Soooo, if hypnosis is not a quirky dude in a cape making you make animal noises on stage for a laugh then what is it? Simply put, hypnosis is the ability to bypass the critical mind in order to access your subconscious. The subconscious is like a storehouse for all the experiences from birth to the present. It all sounded quite Freudian to me and I began to wonder how hypnosis ties into therapy. Carly explained that “Hypnosis, as a therapy, is used to access the parts of yourself that are limiting you, causing you painful beliefs about yourself and your life that are preventing you from living healthily, happily, and joyfully. Hypnosis is used to create new ways of thinking, feeling, and experiencing the world by re-training and re-wiring your brain.”
This sounds like something I want to try, because who doesn’t want to live more healthily, happily, and joyfully? I wondered what sets Carly apart from other hypnotherapists. She kindly explained the depth of her practice is working directly with the mind, emotions, and bodily sensations. According to her, our emotions are the gateway to our subconscious mind, which is 90% in control. WHOA! 90%!? I’d better reign this baby in. She’ll direct you toward what causes your pain, rather than bypassing your emotion. As she explains, “When we experience our emotions and feelings completely, we can find resolution and move into a ‘better feeling state’ to create new, more positive experiences and ultimately a more joyful, peaceful life.”

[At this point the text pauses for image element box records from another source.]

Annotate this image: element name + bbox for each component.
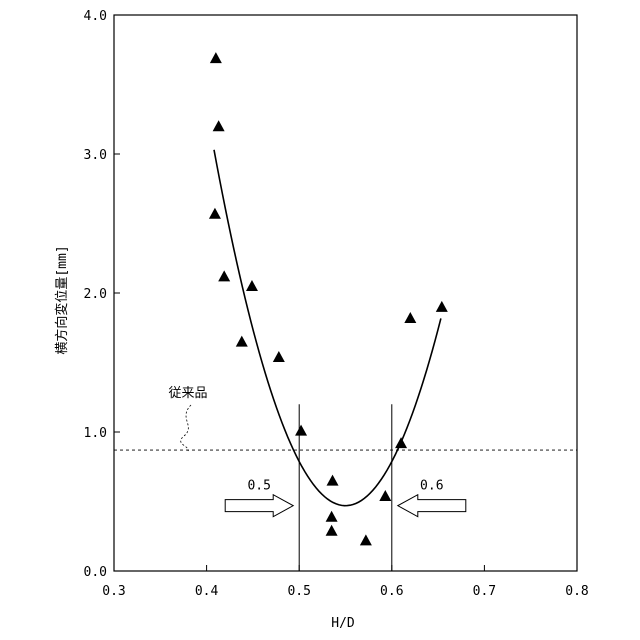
data-point-triangle: [326, 511, 338, 522]
y-tick-label: 2.0: [84, 287, 107, 302]
y-tick-label: 3.0: [84, 148, 107, 163]
axis-ticks: 0.3 0.4 0.5 0.6 0.7 0.8 0.0 1.0 2.0 3.0 4.0: [84, 9, 589, 599]
marker-arrow: [398, 495, 466, 517]
x-tick-label: 0.8: [565, 584, 588, 599]
marker-label: 0.5: [247, 479, 270, 494]
x-tick-label: 0.4: [195, 584, 219, 599]
y-tick-label: 4.0: [84, 9, 107, 24]
x-tick-label: 0.7: [473, 584, 496, 599]
data-point-triangle: [236, 336, 248, 347]
data-point-triangle: [379, 490, 391, 501]
plot-frame: [114, 15, 577, 571]
y-tick-label: 1.0: [84, 426, 107, 441]
x-axis-label: H/D: [331, 616, 355, 631]
x-tick-label: 0.6: [380, 584, 403, 599]
reference-leader-line: [181, 405, 191, 451]
data-point-triangle: [360, 534, 372, 545]
data-point-triangle: [210, 52, 222, 63]
data-point-triangle: [326, 525, 338, 536]
reference-line-group: 従来品: [114, 386, 577, 451]
plot-border: [114, 15, 577, 571]
data-point-triangle: [209, 208, 221, 219]
y-tick-label: 0.0: [84, 565, 107, 580]
data-point-triangle: [273, 351, 285, 362]
data-point-triangle: [404, 312, 416, 323]
data-point-triangle: [213, 120, 225, 131]
x-tick-label: 0.3: [102, 584, 125, 599]
data-point-triangle: [395, 437, 407, 448]
data-point-triangle: [218, 270, 230, 281]
data-point-triangle: [246, 280, 258, 291]
y-axis-label: 横方向変位量[mm]: [54, 245, 70, 354]
x-tick-label: 0.5: [287, 584, 310, 599]
data-point-triangle: [327, 475, 339, 486]
fit-curve-group: [214, 150, 441, 506]
data-point-triangle: [436, 301, 448, 312]
marker-arrow: [225, 495, 293, 517]
vertical-marker-group: 0.5 0.6: [225, 404, 466, 571]
fit-curve: [214, 150, 441, 506]
reference-line-label: 従来品: [168, 386, 207, 401]
marker-label: 0.6: [420, 479, 443, 494]
data-point-triangle: [295, 425, 307, 436]
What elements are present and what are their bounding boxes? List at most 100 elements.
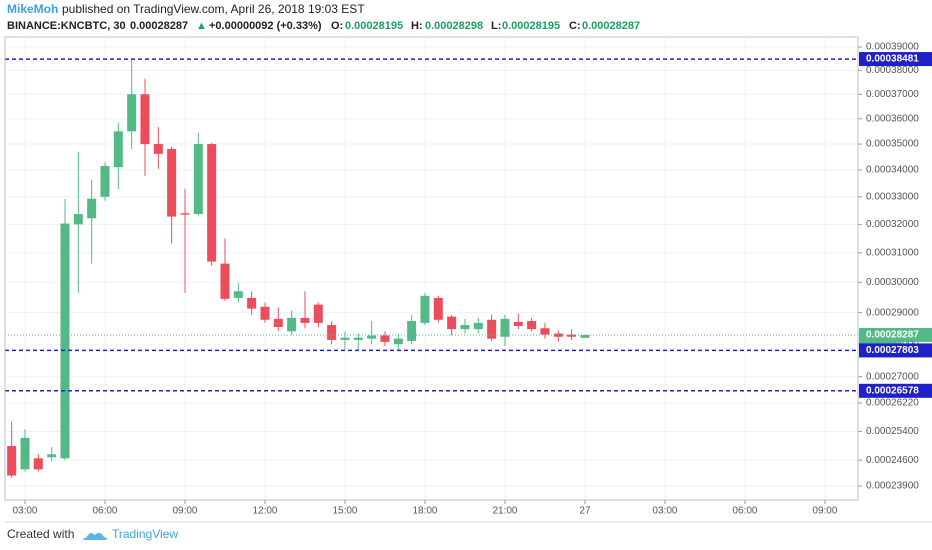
candle-body <box>220 263 230 299</box>
y-tick-label: 0.00032000 <box>866 219 919 230</box>
x-tick-label: 12:00 <box>252 506 277 517</box>
candle-body <box>500 318 510 337</box>
candle-body <box>473 322 483 330</box>
level-label: 0.00027803 <box>866 345 919 356</box>
candle-body <box>260 306 270 320</box>
y-tick-label: 0.00030000 <box>866 277 919 288</box>
candle-body <box>273 318 283 327</box>
logo <box>83 532 107 540</box>
candle-body <box>73 214 83 225</box>
y-tick-label: 0.00035000 <box>866 139 919 150</box>
candle-body <box>287 317 297 332</box>
y-tick-label: 0.00037000 <box>866 89 919 100</box>
level-box <box>859 343 932 358</box>
y-tick-label: 0.00029000 <box>866 307 919 318</box>
arrow: ▲ <box>196 20 207 32</box>
candle-body <box>433 297 443 320</box>
x-tick-label: 15:00 <box>332 506 357 517</box>
y-tick-label: 0.00027000 <box>866 371 919 382</box>
candle-body <box>327 325 337 340</box>
candle-body <box>100 166 110 197</box>
candle-body <box>407 321 417 341</box>
candle-body <box>353 337 363 340</box>
y-tick-label: 0.00025400 <box>866 426 919 437</box>
change: +0.00000092 (+0.33%) <box>209 20 322 32</box>
level-box <box>859 383 932 398</box>
candle-body <box>420 295 430 323</box>
candle-body <box>167 148 177 217</box>
l: 0.00028195 <box>502 20 560 32</box>
last-price-box <box>859 327 932 342</box>
y-tick-label: 0.00038000 <box>866 65 919 76</box>
candle-body <box>127 94 137 132</box>
candle-body <box>47 454 57 458</box>
h: 0.00028298 <box>425 20 483 32</box>
plot: 0.00039000 0.00038000 0.00037000 0.00036000… <box>5 37 932 517</box>
candle-body <box>7 446 17 476</box>
y-tick-label: 0.00023900 <box>866 481 919 492</box>
candle-body <box>20 437 30 470</box>
y-tick-label: 0.00033000 <box>866 191 919 202</box>
x-tick-label: 27 <box>579 506 591 517</box>
o: 0.00028195 <box>345 20 403 32</box>
candle-body <box>180 213 190 215</box>
candle-body <box>540 328 550 335</box>
candle-body <box>367 335 377 339</box>
candle-body <box>380 335 390 342</box>
candle-body <box>340 337 350 340</box>
candle-body <box>207 144 217 262</box>
candle-body <box>313 304 323 323</box>
last: 0.00028287 <box>130 20 188 32</box>
level-label: 0.00038481 <box>866 54 919 65</box>
level-box <box>859 52 932 67</box>
published: published on TradingView.com, April 26, … <box>62 2 365 16</box>
candle-body <box>487 319 497 339</box>
y-tick-label: 0.00026220 <box>866 398 919 409</box>
candle-body <box>247 297 257 309</box>
candle-body <box>60 223 70 459</box>
author[interactable]: MikeMoh <box>7 2 58 16</box>
y-tick-label: 0.00036000 <box>866 113 919 124</box>
l-label: L: <box>491 20 501 32</box>
symbol: BINANCE:KNCBTC, 30 <box>7 20 126 32</box>
x-tick-label: 03:00 <box>12 506 37 517</box>
candle-body <box>153 144 163 154</box>
candle-body <box>140 94 150 145</box>
x-tick-label: 21:00 <box>492 506 517 517</box>
candle-body <box>447 316 457 330</box>
o-label: O: <box>331 20 343 32</box>
brand[interactable]: TradingView <box>112 527 178 541</box>
candle-body <box>460 325 470 330</box>
c-label: C: <box>569 20 581 32</box>
c: 0.00028287 <box>582 20 640 32</box>
candle-body <box>553 333 563 337</box>
y-tick-label: 0.00034000 <box>866 165 919 176</box>
created: Created with <box>7 527 74 541</box>
x-tick-label: 03:00 <box>652 506 677 517</box>
candle-body <box>567 334 577 337</box>
h-label: H: <box>411 20 423 32</box>
level-label: 0.00026578 <box>866 385 919 396</box>
candle-body <box>527 321 537 330</box>
candle-body <box>513 321 523 327</box>
candle-body <box>233 291 243 298</box>
x-tick-label: 18:00 <box>412 506 437 517</box>
x-tick-label: 09:00 <box>812 506 837 517</box>
y-tick-label: 0.00031000 <box>866 247 919 258</box>
candle-body <box>193 144 203 215</box>
candle-body <box>87 198 97 219</box>
y-tick-label: 0.00024600 <box>866 455 919 466</box>
candle-body <box>113 131 123 168</box>
plot-border <box>4 36 859 501</box>
candle-body <box>393 338 403 345</box>
legend-line: BINANCE:KNCBTC, 30 0.00028287 ▲ +0.00000… <box>7 20 640 32</box>
candle-body <box>33 458 43 470</box>
candle-body <box>300 317 310 323</box>
x-tick-label: 09:00 <box>172 506 197 517</box>
y-tick-label: 0.00039000 <box>866 42 919 53</box>
last-price-label: 0.00028287 <box>866 330 919 341</box>
candle-body <box>580 334 590 338</box>
x-tick-label: 06:00 <box>92 506 117 517</box>
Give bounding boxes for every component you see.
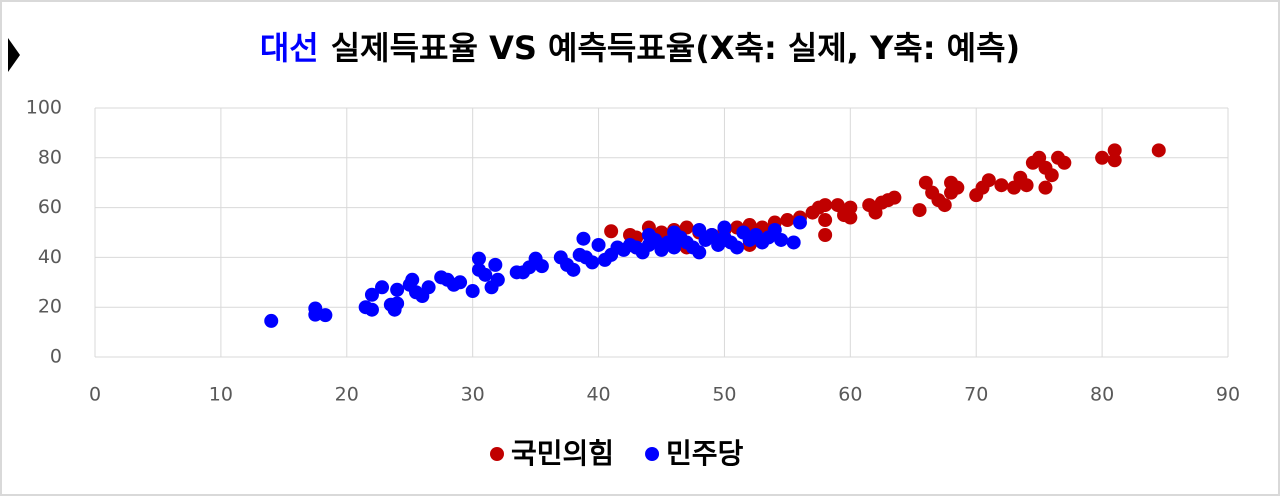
- point: [1107, 143, 1122, 158]
- legend-marker: [490, 447, 504, 461]
- point: [490, 272, 505, 287]
- legend-marker: [645, 447, 660, 461]
- point: [1057, 155, 1072, 170]
- point: [1151, 143, 1166, 158]
- point: [488, 257, 503, 272]
- point: [390, 282, 405, 297]
- point: [1032, 150, 1047, 165]
- point: [818, 198, 833, 213]
- y-tick-label: 80: [38, 146, 62, 168]
- point: [604, 224, 619, 239]
- x-tick-label: 40: [586, 384, 610, 406]
- marker-icon: [8, 38, 20, 72]
- point: [566, 262, 581, 277]
- chart-title: 대선 실제득표율 VS 예측득표율(X축: 실제, Y축: 예측): [260, 29, 1020, 67]
- point: [534, 259, 549, 274]
- y-tick-label: 0: [50, 346, 62, 368]
- point: [1019, 178, 1034, 193]
- point: [717, 220, 732, 235]
- x-tick-label: 80: [1090, 384, 1114, 406]
- point: [843, 200, 858, 215]
- point: [887, 190, 902, 205]
- x-tick-label: 90: [1216, 384, 1240, 406]
- point: [692, 223, 707, 238]
- point: [818, 213, 833, 228]
- point: [421, 280, 436, 295]
- point: [478, 267, 493, 282]
- point: [780, 213, 795, 228]
- point: [405, 272, 420, 287]
- x-tick-label: 0: [89, 384, 101, 406]
- point: [868, 205, 883, 220]
- y-tick-label: 100: [26, 97, 62, 119]
- point: [692, 245, 707, 260]
- legend-label: 국민의힘: [511, 437, 614, 470]
- point: [591, 237, 606, 252]
- point: [981, 173, 996, 188]
- point: [994, 178, 1009, 193]
- x-tick-label: 50: [712, 384, 736, 406]
- point: [818, 227, 833, 242]
- point: [792, 215, 807, 230]
- point: [950, 180, 965, 195]
- point: [667, 240, 682, 255]
- point: [390, 296, 405, 311]
- point: [471, 251, 486, 266]
- point: [318, 308, 333, 323]
- y-tick-label: 40: [38, 246, 62, 268]
- x-tick-label: 10: [209, 384, 233, 406]
- point: [576, 231, 591, 246]
- point: [375, 280, 390, 295]
- legend-label: 민주당: [666, 437, 744, 470]
- point: [1038, 180, 1053, 195]
- point: [843, 210, 858, 225]
- point: [786, 235, 801, 250]
- point: [1107, 153, 1122, 168]
- point: [585, 255, 600, 270]
- title-text: 실제득표율 VS 예측득표율(X축: 실제, Y축: 예측): [331, 29, 1020, 67]
- x-tick-label: 30: [461, 384, 485, 406]
- point: [937, 198, 952, 213]
- point: [704, 227, 719, 242]
- point: [912, 203, 927, 218]
- point: [830, 198, 845, 213]
- point: [264, 313, 279, 328]
- point: [730, 240, 745, 255]
- point: [918, 175, 933, 190]
- point: [1095, 150, 1110, 165]
- point: [308, 301, 323, 316]
- point: [465, 284, 480, 299]
- point: [364, 302, 379, 317]
- point: [667, 225, 682, 240]
- x-tick-label: 60: [838, 384, 862, 406]
- y-tick-label: 20: [38, 296, 62, 318]
- x-tick-label: 20: [335, 384, 359, 406]
- point: [767, 223, 782, 238]
- y-tick-label: 60: [38, 196, 62, 218]
- point: [641, 227, 656, 242]
- point: [364, 287, 379, 302]
- point: [679, 220, 694, 235]
- x-tick-label: 70: [964, 384, 988, 406]
- point: [774, 232, 789, 247]
- title-highlight: 대선: [260, 29, 319, 67]
- point: [453, 275, 468, 290]
- point: [1006, 180, 1021, 195]
- point: [1044, 168, 1059, 183]
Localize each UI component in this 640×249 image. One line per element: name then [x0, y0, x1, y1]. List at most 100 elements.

Sounds great. Sign me up! Wait, am I a good candidate for hypnotherapy? Carly explains that this type of therapy can benefit anyone, children and adults alike. If you can ‘think’ and ‘feel’ your issue or problem, then there is something to work with. Some of the most common issues people want to address are: stress, anxiety, depression, low self-esteem, addiction, and PTSD.
Armed with a better understanding of hypnotherapy and Carly’s important work, I decided to ask her what makes her feel so positive about hypnotherapy and her answer resonated with me. She explained that getting in touch with your emotions and investigating them, being with them and fully experiencing them, regardless of whether they feel positive or negative, is not prevalent in our society. Feeling positive emotions is what most of us really want and we strive for this emotional state on a daily basis. We tell ourselves why we should feel better or happy or grateful. We tell ourselves why we shouldn’t feel negative. We are in a constant tug-of-war related to our positive and negative emotions. We even feel shame for how we feel. We have all learned how to abandon ourselves time and time again. Anytime you ignore your own emotions and quickly try to move into a more positive mindset before addressing what is calling you to pay attention, you are abandoning yourself. It is like saying, “I only accept the good or positive aspects of myself.”
The reality is that we are a mix of both positive and negative. Her hope for all people is to get to the place where we start being with ourselves, no matter what, for all our good and bad. It is her belief and experience that once we stop resisting those parts of ourselves and embrace the ugly parts, we move into a more peaceful, happy, and loving state.
It truly is when we embrace our dark that we find the light.